Кудрет слушал начальника с улыбкой, а потом заметил:
— Дорогой мой, мне-то какое дело до моральных устоев этого ходжи?
— Допустим. Но где же вера? Где благочестивость?
— Знаешь, начальник, что я тебе скажу? Если время не в ладах с тобой, так ты поладь со временем!
— А вы-то сами верите в подобные вещи?
— В однопартийную систему и единого и неизменного шефа?
— Я лично верю.
— А я не верю. Но оставим этот разговор. Мне хотелось бы, чтобы ты перевел сейчас этого типа в мою камеру, а затем дал бы нам камеру на двоих!
— Зачем это тебе понадобилось? — хитро подмигнул начальник.
— Просто так. Буду там молиться…
— Может, поселить с тобой красивого паренька из камеры для несовершеннолетних?
— Брось шутки! Так дашь камеру на двоих?
— Не имею права.
— Почему?
— Нельзя. Все эти камеры предназначены для смертников и приговоренных к строгому режиму изоляции. Впрочем, если тебе так уж хочется, подай прошение на мое имя. Напиши, что в общих камерах часто возникают бурные споры о политике, а это может привести к преступлению. Вот ты и просишь перевести тебя в одиночную камеру. Договорились?
— Ладно. Но зачем прошение?
— Я его направлю, как положено, в прокуратуру. Прокурор рассмотрит, наложит резолюцию и вернет мне. А уж на основании этой резолюции…

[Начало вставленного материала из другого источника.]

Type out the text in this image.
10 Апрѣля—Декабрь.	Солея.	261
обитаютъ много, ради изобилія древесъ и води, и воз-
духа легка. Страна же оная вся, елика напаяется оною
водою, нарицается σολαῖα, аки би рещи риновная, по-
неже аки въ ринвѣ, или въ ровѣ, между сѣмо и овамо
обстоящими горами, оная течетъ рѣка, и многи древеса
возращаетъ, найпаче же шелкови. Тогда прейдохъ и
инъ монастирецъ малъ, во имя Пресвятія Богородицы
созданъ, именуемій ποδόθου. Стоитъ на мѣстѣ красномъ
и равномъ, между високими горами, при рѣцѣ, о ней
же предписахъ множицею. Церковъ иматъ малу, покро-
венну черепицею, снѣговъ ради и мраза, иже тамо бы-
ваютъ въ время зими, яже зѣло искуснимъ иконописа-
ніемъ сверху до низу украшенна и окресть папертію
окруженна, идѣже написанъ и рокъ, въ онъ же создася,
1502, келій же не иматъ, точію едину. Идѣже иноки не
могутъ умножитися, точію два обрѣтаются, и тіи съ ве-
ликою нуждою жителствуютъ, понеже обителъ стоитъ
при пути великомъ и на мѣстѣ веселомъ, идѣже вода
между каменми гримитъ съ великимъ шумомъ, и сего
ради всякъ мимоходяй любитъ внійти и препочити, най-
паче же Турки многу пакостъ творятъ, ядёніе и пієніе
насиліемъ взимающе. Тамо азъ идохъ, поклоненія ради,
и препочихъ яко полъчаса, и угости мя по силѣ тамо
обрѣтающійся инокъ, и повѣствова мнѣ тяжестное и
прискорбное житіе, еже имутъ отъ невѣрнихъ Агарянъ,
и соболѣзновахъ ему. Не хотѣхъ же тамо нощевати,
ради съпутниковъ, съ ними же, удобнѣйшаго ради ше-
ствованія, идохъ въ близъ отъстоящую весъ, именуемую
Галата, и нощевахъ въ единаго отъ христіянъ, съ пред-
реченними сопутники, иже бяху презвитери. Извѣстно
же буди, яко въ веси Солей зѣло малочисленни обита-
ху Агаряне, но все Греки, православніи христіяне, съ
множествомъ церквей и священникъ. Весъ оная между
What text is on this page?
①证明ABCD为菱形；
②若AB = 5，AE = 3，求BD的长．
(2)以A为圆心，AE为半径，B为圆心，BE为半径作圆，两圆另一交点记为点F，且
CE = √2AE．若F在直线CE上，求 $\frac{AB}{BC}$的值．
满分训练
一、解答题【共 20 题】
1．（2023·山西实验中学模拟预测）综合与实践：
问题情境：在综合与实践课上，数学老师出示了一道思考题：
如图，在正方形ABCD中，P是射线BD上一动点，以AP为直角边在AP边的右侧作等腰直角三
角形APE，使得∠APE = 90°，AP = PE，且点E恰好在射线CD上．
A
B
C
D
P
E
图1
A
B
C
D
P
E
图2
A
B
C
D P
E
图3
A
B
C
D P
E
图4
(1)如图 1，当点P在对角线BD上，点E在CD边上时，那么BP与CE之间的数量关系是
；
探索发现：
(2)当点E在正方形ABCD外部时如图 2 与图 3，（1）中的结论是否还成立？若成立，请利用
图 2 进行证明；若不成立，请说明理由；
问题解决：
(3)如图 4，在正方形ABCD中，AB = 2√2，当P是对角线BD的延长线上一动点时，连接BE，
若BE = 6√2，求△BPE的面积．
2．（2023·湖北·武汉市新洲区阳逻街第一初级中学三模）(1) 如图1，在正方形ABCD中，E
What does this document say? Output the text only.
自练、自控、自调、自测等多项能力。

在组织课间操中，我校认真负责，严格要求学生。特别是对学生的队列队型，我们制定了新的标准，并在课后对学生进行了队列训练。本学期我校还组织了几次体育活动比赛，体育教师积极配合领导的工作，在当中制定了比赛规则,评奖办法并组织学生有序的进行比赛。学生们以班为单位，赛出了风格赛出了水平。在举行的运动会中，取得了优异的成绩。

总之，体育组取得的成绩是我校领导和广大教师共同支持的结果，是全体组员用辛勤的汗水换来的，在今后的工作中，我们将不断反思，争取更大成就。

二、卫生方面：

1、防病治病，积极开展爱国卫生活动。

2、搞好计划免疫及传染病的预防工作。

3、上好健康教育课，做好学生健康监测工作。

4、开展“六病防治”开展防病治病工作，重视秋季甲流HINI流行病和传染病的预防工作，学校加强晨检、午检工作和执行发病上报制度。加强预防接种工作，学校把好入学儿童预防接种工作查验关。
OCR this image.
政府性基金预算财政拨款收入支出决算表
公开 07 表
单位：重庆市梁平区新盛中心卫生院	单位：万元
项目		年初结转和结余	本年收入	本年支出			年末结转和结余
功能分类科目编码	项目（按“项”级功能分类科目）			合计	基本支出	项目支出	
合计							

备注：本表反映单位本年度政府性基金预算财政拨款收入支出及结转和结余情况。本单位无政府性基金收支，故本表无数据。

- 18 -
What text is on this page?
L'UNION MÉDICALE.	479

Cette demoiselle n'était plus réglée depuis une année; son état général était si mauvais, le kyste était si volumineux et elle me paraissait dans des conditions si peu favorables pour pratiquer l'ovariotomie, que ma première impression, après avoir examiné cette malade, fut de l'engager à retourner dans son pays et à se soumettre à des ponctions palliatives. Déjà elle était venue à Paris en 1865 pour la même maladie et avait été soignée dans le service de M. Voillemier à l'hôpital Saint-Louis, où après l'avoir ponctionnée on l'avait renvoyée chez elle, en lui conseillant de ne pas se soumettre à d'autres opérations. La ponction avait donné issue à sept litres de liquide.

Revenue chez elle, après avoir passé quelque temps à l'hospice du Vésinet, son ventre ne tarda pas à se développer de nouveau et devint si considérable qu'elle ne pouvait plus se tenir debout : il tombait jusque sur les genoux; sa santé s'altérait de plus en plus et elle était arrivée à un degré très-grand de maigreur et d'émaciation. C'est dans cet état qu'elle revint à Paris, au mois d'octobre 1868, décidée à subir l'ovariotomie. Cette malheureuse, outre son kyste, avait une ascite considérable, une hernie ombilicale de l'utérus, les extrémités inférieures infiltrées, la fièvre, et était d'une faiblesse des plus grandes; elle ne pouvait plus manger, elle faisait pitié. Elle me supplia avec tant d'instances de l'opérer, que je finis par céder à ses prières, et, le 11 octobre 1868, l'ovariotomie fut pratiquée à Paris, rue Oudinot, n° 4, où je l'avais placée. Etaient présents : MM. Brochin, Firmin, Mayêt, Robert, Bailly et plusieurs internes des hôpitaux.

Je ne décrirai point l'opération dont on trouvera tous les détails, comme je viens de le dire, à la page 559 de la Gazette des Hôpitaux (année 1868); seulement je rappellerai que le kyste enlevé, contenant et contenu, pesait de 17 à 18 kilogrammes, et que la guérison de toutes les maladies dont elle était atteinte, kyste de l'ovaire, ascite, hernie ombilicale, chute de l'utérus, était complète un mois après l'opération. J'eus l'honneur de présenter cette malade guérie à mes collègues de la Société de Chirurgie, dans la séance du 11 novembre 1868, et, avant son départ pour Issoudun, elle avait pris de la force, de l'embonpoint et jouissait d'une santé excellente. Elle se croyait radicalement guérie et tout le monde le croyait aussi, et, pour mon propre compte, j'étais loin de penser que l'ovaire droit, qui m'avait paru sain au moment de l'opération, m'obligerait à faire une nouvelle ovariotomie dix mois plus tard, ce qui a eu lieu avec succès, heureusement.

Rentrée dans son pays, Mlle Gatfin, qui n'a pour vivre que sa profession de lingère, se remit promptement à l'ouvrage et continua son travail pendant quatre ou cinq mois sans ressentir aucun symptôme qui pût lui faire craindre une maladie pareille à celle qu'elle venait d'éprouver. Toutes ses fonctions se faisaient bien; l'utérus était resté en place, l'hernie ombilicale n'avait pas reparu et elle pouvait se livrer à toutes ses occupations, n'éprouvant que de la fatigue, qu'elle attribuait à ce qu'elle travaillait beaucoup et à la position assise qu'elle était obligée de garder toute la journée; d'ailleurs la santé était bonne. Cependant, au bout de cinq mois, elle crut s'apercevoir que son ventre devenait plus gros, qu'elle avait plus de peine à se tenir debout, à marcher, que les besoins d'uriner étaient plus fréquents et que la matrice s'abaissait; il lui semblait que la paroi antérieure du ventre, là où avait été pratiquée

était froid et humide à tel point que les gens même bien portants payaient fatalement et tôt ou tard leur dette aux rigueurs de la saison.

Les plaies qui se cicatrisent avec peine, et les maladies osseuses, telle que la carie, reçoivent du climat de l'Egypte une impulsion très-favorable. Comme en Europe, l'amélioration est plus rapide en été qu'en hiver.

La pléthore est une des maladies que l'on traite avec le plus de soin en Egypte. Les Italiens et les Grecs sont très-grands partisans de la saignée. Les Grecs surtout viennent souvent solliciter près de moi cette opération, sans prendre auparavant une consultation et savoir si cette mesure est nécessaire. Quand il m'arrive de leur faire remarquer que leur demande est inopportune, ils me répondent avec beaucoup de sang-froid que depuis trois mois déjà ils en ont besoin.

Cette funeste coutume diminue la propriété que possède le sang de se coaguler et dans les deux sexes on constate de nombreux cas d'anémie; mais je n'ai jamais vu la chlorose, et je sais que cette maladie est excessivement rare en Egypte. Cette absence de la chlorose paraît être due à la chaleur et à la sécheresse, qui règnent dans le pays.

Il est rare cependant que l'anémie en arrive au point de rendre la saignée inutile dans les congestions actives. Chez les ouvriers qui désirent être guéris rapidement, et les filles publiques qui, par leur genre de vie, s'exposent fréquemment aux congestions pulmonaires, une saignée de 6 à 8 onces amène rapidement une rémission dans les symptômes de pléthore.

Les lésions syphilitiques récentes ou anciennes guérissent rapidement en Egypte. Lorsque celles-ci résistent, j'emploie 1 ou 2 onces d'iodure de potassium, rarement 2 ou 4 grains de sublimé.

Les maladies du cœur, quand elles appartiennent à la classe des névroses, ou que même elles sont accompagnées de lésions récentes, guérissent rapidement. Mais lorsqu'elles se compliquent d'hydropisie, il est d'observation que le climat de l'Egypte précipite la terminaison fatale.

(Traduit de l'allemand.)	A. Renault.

— Ясно. Но как быть с ходжой?
— Он меня интересует меньше всего.
— Так пусть заинтересует…
— Дорогой мой, будем откровенны: неужели вам необходимо вместе ночевать?
— Нет, конечно. Но он стал бы моим верным другом.
— Утром, когда отпирают камеры, он сможет приходить к тебе хоть на весь день.
— Если захочет.
— Разумеется. Общение в нашей тюрьме не запрещено.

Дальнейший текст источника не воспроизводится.